Don’t get me wrong. When I went on to high school, I still was kind of a class clown, but I sure knew when to shut my mouth! You have to pick your spots.

Then there was the day I bought my first car. It had belonged to this dude we’d see around town and it was sharp! Every time we went to baseball practice or to the baseball park this guy had this car there. It
was a metallic brown ’71 Pontiac Formula Firebird, hood scoop, spoiler, white racing stripes down the hood, Crager chrome Supersport mag wheels all the way around, white letter tires. It was a helluva good-looking car.

It originally came with a 455, but when I got it, it had a Chevy 396 in it.

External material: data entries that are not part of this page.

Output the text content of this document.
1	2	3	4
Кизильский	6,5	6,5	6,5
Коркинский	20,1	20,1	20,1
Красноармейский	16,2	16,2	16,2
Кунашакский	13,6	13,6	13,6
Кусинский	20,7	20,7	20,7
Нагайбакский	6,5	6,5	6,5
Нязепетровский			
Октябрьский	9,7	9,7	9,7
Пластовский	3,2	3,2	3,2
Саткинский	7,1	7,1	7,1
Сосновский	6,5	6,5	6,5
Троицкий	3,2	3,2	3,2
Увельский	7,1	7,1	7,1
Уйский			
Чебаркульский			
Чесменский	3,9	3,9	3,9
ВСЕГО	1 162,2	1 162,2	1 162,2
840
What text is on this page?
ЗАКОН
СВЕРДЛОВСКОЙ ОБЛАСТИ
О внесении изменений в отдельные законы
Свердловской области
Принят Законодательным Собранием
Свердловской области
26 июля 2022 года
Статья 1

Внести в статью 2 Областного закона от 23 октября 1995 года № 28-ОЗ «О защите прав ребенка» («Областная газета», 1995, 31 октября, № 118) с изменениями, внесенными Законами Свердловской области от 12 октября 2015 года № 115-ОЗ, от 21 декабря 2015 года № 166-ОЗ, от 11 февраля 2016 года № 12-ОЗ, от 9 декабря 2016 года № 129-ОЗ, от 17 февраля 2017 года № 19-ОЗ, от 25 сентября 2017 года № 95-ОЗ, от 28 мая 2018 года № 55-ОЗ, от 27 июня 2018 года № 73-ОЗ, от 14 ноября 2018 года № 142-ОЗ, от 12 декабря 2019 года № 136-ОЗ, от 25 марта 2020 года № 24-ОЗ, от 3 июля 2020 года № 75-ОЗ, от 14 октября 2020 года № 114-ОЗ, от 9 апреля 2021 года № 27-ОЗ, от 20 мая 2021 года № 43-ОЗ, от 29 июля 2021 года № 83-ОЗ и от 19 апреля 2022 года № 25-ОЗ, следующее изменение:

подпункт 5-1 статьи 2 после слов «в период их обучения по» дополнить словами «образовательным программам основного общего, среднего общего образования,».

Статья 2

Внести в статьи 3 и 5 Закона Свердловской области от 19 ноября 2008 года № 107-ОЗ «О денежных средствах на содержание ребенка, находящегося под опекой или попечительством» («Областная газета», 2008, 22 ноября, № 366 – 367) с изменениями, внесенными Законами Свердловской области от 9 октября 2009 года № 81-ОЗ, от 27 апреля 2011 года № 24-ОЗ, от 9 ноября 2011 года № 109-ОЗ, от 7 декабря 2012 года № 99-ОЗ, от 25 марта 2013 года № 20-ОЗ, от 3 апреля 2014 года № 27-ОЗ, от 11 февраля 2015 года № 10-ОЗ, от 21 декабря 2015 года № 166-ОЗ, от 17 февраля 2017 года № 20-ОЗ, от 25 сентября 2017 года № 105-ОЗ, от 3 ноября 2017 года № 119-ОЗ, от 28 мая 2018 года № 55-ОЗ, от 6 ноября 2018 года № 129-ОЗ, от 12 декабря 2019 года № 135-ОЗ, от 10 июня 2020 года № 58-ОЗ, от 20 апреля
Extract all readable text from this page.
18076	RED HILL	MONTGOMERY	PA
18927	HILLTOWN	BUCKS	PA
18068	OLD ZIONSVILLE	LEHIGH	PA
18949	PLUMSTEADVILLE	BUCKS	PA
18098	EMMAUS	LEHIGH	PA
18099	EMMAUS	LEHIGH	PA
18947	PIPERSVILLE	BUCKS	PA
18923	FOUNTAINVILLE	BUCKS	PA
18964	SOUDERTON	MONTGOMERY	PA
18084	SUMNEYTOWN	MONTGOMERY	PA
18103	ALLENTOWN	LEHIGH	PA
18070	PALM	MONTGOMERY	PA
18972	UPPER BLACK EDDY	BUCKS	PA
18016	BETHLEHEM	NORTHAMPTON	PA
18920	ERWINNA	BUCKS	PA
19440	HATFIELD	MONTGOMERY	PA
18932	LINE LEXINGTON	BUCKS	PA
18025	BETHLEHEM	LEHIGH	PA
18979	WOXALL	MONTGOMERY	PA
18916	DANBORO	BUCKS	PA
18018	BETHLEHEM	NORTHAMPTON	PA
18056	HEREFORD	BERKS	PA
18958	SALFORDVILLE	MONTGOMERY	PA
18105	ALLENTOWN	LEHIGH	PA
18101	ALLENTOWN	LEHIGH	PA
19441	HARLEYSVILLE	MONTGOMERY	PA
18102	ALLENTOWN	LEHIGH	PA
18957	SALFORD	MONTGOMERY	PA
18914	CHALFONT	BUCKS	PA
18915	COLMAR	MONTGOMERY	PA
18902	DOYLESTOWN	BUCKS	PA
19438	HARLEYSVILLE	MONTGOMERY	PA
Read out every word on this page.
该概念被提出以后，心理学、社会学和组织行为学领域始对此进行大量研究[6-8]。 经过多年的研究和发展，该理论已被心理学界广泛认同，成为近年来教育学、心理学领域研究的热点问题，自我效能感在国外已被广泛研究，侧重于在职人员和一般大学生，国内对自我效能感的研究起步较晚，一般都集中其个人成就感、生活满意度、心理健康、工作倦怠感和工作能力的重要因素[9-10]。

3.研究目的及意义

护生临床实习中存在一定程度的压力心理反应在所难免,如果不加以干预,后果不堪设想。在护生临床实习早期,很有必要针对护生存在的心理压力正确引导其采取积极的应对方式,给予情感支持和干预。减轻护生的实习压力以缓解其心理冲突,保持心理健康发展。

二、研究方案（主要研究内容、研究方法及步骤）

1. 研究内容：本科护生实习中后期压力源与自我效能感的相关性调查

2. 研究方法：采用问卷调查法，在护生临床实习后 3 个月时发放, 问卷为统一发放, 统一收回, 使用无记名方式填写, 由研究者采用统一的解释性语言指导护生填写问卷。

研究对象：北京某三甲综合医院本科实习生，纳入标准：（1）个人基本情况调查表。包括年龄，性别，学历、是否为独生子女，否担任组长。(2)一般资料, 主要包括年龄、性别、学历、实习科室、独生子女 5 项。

It looked great, but turned out to be a real piece of crap. The cross-member motor mount that was under the transmission was lodged in there crooked. There were all kinds of problems with that car. My mom had wanted me to buy my grandmother’s two-door Subaru because that would have been a good, economical car to have—fifty miles per gallon and all that.

But no, I had to have this jury-rigged Formula Firebird, because I was cool, right? I paid $1,500 of my own money for it, money I’d earned mowing grass and doing odd jobs. And every weekend my brother Scott, who is mechanically inclined (I’m not), would work on it, fixing it. It was a pile of junk, but it was probably the best-looking car in Edna, Texas.

Then I got a ’73 Camaro from my uncle. It had a Corvette 350 motor in it, with a four-speed. That was a nice car. I ended up selling it to my younger brother, Jeff. That was the deal, we had to pay for our own cars.

Nothing in this world is really free. Parents who buy their kids whatever they want aren’t doing those children any favors. I know this … when you work your butt off for something, you sure as hell appreciate it a lot more when you finally get it.